Produit par Michael Mann, starring Jamie Foxx, Le Royaume fait évidemment du pied aux admirateurs du plus grand cinéaste américain en activité. Quand on sait que le film de Peter Berg aborde en outre un sujet plutôt en vogue à Hollywood – le bourbier iraquien -, les attentes grandissent encore. Riyad, Arabie saoudite : un double attentat à la voiture piégée ravage tout un quartier et provoque un carnage parmi les employés d’une société pétrolière américaine. Contre l’avis de tous, une section d’intervention du FBI obtient aussitôt le droit d’enquêter quelques jours sur place. Riyad se fait donc projection littérale du cauchemar bagdadien, et il suffit d’un générique à la CNN pour entrer de plain pied dans une sorte de politique-actioner aux velléités documentaires. Le film saisit immédiatement, et place le spectateur face à l’immédiateté sèche de ses effets : soit. Mais il faut tenir, reprendre sa respiration, s’assurer qu’un tel départ au forceps se déploie le temps d’un long-métrage entier. Et sur ce point malheureusement, ça se gâte très vite.

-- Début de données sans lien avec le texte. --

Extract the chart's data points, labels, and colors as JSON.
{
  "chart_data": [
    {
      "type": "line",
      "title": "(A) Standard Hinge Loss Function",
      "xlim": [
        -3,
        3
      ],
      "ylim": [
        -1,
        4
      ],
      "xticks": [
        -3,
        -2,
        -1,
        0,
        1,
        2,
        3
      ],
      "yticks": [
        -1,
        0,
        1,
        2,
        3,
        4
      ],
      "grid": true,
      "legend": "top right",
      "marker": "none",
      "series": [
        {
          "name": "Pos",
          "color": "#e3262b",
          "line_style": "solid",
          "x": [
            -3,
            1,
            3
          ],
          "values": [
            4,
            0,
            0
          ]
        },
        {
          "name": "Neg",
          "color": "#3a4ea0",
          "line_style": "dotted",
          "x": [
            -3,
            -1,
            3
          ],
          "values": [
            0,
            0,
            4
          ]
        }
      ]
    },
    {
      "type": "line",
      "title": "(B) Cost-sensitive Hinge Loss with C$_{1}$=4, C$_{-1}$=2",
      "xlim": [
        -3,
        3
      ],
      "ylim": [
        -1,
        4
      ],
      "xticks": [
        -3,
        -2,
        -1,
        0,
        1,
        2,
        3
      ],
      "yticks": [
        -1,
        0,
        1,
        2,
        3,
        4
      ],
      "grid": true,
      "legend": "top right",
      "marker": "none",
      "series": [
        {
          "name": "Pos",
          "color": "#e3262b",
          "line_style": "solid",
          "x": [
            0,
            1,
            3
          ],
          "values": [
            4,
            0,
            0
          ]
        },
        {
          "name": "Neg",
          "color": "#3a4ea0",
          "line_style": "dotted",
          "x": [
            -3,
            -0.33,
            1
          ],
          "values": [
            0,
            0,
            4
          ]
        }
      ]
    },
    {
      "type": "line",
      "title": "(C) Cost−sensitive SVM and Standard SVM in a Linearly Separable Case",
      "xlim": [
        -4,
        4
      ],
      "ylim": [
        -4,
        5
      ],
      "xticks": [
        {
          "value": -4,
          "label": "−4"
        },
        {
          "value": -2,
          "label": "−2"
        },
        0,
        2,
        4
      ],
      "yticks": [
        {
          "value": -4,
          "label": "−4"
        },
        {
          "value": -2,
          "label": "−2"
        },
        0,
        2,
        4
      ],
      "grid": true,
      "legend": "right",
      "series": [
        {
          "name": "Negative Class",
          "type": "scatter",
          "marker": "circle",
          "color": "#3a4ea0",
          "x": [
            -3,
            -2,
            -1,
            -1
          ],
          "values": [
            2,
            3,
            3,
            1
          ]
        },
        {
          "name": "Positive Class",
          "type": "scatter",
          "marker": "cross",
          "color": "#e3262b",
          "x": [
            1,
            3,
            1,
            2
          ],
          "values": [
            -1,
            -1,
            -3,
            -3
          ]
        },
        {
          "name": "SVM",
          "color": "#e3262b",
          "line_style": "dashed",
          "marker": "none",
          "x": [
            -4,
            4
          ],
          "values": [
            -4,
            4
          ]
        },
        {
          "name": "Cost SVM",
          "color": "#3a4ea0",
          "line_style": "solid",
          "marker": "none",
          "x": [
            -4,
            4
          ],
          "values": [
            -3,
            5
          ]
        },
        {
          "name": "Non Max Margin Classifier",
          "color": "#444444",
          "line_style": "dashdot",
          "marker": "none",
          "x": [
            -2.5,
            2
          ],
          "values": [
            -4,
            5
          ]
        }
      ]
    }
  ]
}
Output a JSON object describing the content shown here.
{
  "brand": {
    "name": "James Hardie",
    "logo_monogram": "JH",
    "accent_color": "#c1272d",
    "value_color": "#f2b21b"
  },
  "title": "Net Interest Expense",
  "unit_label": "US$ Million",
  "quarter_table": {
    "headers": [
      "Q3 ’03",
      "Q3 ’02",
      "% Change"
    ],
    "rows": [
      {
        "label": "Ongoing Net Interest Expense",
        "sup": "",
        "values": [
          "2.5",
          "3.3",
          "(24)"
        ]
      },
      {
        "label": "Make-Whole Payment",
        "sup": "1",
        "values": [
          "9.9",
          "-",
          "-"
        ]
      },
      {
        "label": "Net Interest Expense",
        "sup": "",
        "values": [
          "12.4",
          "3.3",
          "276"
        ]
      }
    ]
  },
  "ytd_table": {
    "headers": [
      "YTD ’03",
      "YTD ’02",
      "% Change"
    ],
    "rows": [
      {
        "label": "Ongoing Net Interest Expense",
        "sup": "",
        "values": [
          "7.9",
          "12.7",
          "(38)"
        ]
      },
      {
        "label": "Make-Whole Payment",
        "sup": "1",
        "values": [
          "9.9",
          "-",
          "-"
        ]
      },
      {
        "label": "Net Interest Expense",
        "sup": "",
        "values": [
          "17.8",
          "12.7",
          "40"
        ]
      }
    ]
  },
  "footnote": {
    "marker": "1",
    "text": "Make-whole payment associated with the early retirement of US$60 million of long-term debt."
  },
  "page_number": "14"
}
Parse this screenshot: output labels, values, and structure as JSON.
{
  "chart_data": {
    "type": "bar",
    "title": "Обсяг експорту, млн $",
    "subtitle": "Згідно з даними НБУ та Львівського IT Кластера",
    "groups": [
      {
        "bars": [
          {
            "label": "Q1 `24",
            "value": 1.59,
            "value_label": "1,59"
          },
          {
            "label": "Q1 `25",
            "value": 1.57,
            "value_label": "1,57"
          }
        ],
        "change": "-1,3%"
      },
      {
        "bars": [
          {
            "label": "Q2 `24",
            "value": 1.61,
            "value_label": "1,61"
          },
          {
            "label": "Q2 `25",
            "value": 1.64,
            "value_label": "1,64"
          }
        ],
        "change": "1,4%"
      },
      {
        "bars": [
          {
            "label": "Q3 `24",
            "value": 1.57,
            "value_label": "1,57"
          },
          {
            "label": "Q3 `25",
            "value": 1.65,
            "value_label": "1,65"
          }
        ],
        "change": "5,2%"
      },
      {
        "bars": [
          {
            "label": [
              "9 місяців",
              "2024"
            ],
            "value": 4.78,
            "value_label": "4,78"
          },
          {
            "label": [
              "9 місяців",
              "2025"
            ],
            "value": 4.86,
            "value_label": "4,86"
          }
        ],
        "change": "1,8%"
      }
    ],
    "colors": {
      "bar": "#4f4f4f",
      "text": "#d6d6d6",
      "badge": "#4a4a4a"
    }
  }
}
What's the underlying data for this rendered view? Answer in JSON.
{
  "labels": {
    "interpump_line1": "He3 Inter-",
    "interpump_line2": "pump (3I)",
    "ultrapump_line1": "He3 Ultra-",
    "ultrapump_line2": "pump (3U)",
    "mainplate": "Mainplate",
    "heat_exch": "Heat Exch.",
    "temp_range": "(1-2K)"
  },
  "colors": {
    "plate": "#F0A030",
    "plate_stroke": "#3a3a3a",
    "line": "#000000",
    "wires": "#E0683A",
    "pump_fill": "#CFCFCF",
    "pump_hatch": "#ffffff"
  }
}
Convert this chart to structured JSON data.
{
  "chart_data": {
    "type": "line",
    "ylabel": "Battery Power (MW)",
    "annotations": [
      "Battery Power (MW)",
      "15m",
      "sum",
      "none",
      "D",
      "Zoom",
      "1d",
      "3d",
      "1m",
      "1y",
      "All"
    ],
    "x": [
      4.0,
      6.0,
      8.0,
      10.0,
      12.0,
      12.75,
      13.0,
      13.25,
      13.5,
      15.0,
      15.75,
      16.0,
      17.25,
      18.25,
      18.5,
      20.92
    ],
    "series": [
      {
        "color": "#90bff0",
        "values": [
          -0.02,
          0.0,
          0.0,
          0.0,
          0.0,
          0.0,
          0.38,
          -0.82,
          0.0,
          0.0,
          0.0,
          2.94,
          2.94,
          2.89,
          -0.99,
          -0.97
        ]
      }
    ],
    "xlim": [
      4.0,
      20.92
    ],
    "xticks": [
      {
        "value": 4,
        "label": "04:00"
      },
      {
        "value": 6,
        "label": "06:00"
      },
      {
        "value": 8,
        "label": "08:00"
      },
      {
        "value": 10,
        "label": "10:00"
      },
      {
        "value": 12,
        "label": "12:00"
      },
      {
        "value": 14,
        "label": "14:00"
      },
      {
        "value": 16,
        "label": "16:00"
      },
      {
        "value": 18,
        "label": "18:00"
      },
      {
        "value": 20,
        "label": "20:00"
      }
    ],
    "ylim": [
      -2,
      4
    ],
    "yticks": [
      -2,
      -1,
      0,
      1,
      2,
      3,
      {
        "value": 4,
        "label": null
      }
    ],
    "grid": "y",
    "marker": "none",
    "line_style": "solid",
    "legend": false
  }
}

Au principe d’urgence qui régit Le Royaume, la réalisation sans saveur de Peter Berg n’offre que peu de réponses : accumulation, vitesse, étouffement. Si tout y passe comme dans un petit catalogue en accéléré de la terreur contemporaine (attentats saisis sur le vif, peur de faire trois mètres en territoire hostile, combats à l’arme lourde au cœur de la ville, enlèvement et tentative de décapitation), Berg manque de l’amplitude et du recul qui font les vrais cinéastes : styliste sans âme, il se contente d’une sorte de maniérisme télévisé pour enchaîner les rebondissements jusqu’à engorgement (le jeu « on est des pros » tout en poses frimeuses des acteurs, la fin grave précipitée, aux limites du grotesque). Pas de quoi pavoiser, donc, surtout si l’on songe que les techniques utilisées ça et là sont particulièrement lourdes (notamment le climax type L’Enfer du devoir de la fin – un gentil pépé sort une kalache de sous son oreiller). Le présent obsède Hollywood, c’est estimable. Ça n’empêche nullement de considérer Le Royaume pour ce qu’il est : un petit film efficace, mais trop péteux pour emporter franchement l’adhésion.